The room fell into a silence so profound that is was palpable. Nobody dared to breathe, weighed upon by the incredible enormity of Captain Dipshit’s postulate. Then, after a fitting period of respectful quiet, a normally-reserved kid nicknamed Moonbeam walked up to the plant with his head lowered, picked up the bong, and moved it away from the Ficus’s planter. He backed away and returned to his seat, where he resumed his awed meditation.

From that point on, the nouveau-hippie culture recognized Captain Dipshit’s mind as second to none. He organized the construction of a modest but respectful shrine for the Ficus tree and then for the furniture and eventually for the walls as well, since he suggested that God could be any of them just as easily. Soon they left the sanctity of the apartment altogether, reasoning that God in His many forms might not appreciate the noise or the marijuana smoke, even though it was His most divine creation.

It did not take long for the Captain to convert to vegetarianism once he decided that meat was likely not healthy because all animals pooped, and that poop was not healthy to eat. He then reasoned that it was no safer to eat or wear products made in any way from things that pooped, and became a vegan.
 

Shortly after making this decision, he attended several vegan events and explained his philosophies to them, and congratulated them on arriving at the same conclusions. At first they were friendly, but after three or four hours of the Captain’s explanations and arguments, they inexplicably became downright nasty.

At the end of most of the events he attended, he walked out to the parking lot to discover that the other vegans had egged his car – quite a feat at a vegan convention, where eggs were a rarity.

The Captain, thereafter restricting his social circle to his established friends and followers in the hippie culture, refined his healthy habits with a zeal befitting his impossibly busy and rushed lifestyle. He had stopped eating meat and cheese and all animal products, and he wore no animal products except for the leather bag that he carried, which was necessary to make him look wisely “Earthy” enough to do his work of correcting the wrong thoughts of most people. He swore off anything carbonated on the grounds that carbonation was not natural, and swore off anything pressure cooked, which was also not natural. He swore off most grilled foods just to play it safe and swore heavily
on
pot, which was as natural as you could get. When he got the munchies, he ate pot brownies made with vegetable oil, not animal oils or butter or lard. He reasoned that he was the healthiest and most important man alive, as evidenced by his insistence in any situation on whatever was the healthiest and made the healthiest way, and by his nervous impatience in getting whatever was healthiest.

Although he was not a “churchy” guy, Captain Dipshit knew in his own secular way that God approved of his life. He knew that God was impressed with his astute and brilliant perception that He might be a plant, and that He appreciated the way that Captain Dipshit took whatever steps were necessary to keep the Ficus tree free of mealybugs and spider mites, just in case.

2.

Captain Dipshit, whose name was not really Captain Dipshit, was named by the Bingham’s crew in the same way they had named Little Johnny Redbeard, whose name may or may not have been John. All John knew was that that was his building.
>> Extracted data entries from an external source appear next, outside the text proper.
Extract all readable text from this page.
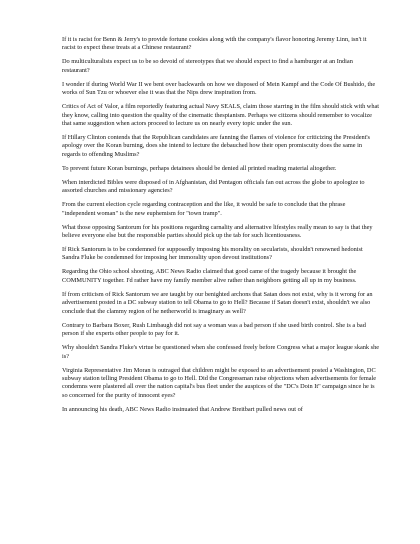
If it is racist for Benn & Jerry's to provide fortune cookies along with the company's flavor honoring Jeremy Linn, isn't it racist to expect these treats at a Chinese restaurant?

Do multiculturalists expect us to be so devoid of stereotypes that we should expect to find a hamburger at an Indian restaurant?

I wonder if during World War II we bent over backwards on how we disposed of Mein Kampf and the Code Of Bushido, the works of Sun Tzu or whoever else it was that the Nips drew inspiration from.

Critics of Act of Valor, a film reportedly featuring actual Navy SEALS, claim those starring in the film should stick with what they know, calling into question the quality of the cinematic thespianism. Perhaps we citizens should remember to vocalize that same suggestion when actors proceed to lecture us on nearly every topic under the sun.

If Hillary Clinton contends that the Republican candidates are fanning the flames of violence for criticizing the President's apology over the Koran burning, does she intend to lecture the debauched how their open promiscuity does the same in regards to offending Muslims?

To prevent future Koran burnings, perhaps detainees should be denied all printed reading material altogether.

When interdicted Bibles were disposed of in Afghanistan, did Pentagon officials fan out across the globe to apologize to assorted churches and missionary agencies?

From the current election cycle regarding contraception and the like, it would be safe to conclude that the phrase "independent woman" is the new euphemism for "town tramp".

What those opposing Santorum for his positions regarding carnality and alternative lifestyles really mean to say is that they believe everyone else but the responsible parties should pick up the tab for such licentiousness.

If Rick Santorum is to be condemned for supposedly imposing his morality on secularists, shouldn't renowned hedonist Sandra Fluke be condemned for imposing her immorality upon devout institutions?

Regarding the Ohio school shooting, ABC News Radio claimed that good came of the tragedy because it brought the COMMUNITY together. I'd rather have my family member alive rather than neighbors getting all up in my business.

If from criticism of Rick Santorum we are taught by our benighted archons that Satan does not exist, why is it wrong for an advertisement posted in a DC subway station to tell Obama to go to Hell? Because if Satan doesn't exist, shouldn't we also conclude that the clammy region of he netherworld is imaginary as well?

Contrary to Barbara Boxer, Rush Limbaugh did not say a woman was a bad person if she used birth control. She is a bad person if she experts other people to pay for it.

Why shouldn't Sandra Fluke's virtue be questioned when she confessed freely before Congress what a major league skank she is?

Virginia Representative Jim Moran is outraged that children might be exposed to an advertisement posted a Washington, DC subway station telling President Obama to go to Hell. Did the Congressman raise objections when advertisements for female condemns were plastered all over the nation capital's bus fleet under the auspices of the "DC's Doin It" campaign since he is so concerned for the purity of innocent eyes?

In announcing his death, ABC News Radio insinuated that Andrew Breitbart pulled news out of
“That’s my building!” snapped the dwarf with the bright red beard, liquor breath, and pungent body odor. “I own it!”

Captain Dipshit tried to walk faster without giving up and breaking into a run, but Little John, who scampered like a terrier, easily kept pace with him.

If the High Street Crazies had been a basketball team, Little John would have been its star forward. His insanity and entertainment value surpassed them all – Stinky Ed, Pissy Pete, the Private Dancer... even the fist-pumping Johnny Rocker. He was, in equal measures, both fiery (like his beard) and inviting (like his beard). He could be your best friend, or he could be head-butting you in the groin. But regardless of which extreme he did on any given day, you could rest assured that he was doing it crazily.
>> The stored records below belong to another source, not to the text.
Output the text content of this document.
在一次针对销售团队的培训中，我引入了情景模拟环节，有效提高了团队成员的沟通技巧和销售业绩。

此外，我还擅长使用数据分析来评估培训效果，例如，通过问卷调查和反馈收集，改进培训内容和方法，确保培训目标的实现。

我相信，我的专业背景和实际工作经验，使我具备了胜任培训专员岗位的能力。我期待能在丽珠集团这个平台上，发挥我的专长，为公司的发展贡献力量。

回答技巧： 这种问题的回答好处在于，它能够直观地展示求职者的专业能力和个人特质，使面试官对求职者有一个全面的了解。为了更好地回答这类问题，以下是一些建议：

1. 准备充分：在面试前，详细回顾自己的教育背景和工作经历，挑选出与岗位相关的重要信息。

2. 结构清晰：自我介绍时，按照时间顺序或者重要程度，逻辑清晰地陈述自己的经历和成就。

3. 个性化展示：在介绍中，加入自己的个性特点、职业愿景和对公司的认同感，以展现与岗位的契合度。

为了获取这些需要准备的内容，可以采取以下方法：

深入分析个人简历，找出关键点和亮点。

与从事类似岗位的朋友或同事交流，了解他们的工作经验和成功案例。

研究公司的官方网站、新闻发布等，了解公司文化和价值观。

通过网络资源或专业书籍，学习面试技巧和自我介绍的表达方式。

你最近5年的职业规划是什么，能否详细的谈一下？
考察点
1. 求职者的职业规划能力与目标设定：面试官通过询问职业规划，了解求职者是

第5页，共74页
It was, in fact, Little John’s hilariously bipolar nature that ensured that he alone among High Street’s crazies was usually welcomed at Bingham’s. Philip liked him because he was confusing to anyone who didn’t know his shtick, and because he made the kinds of customers that Philip loathed so incredibly uncomfortable. Sometimes Philip would even try to tell such customers that Little John was Bingham himself. Whenever he did this, hilarity inevitably ensued.
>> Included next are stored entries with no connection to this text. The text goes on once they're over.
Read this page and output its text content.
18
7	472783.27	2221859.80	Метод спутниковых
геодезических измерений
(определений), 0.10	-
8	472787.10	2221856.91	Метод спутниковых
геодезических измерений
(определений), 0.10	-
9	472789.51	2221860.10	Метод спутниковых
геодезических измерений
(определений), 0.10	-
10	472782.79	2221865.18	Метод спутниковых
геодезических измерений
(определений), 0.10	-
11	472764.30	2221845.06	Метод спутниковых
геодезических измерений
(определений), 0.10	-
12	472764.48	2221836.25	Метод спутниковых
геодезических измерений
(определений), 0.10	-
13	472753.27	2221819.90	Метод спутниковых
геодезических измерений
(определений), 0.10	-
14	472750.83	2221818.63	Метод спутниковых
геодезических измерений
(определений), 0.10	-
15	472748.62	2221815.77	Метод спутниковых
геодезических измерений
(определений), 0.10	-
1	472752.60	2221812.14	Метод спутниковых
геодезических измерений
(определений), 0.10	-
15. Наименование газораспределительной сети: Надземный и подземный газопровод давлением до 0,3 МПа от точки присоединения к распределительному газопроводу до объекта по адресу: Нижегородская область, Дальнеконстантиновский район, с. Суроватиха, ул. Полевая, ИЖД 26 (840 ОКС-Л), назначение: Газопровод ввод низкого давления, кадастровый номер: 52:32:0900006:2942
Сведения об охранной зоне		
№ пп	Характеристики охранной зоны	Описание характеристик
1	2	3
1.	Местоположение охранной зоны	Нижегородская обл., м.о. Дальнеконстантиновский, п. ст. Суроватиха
When Little John was in a friendly mood, he would accost strangers and force them to listen to his stories at great length, keeping them captive by offering them his hand to shake every few minutes. He often did this across the street from Bingham’s, where a stone wall divided the sidewalk along High from a raised grassy area. Someone would sit down to eat their lunch and John would plop down next to them, swinging his short legs and kicking the wall with the backs of his shoes. John’s audience would try to be polite, but would soon get up to leave, at which point John would extend his hand. Most people (and this said something about most people’s politeness versus their revulsion) would shake it, and then John would be free to continue. John’s new friend would start to leave again, John would shake their hand again and tell them that they were an all right guy, John would resume talking, and the cycle would repeat.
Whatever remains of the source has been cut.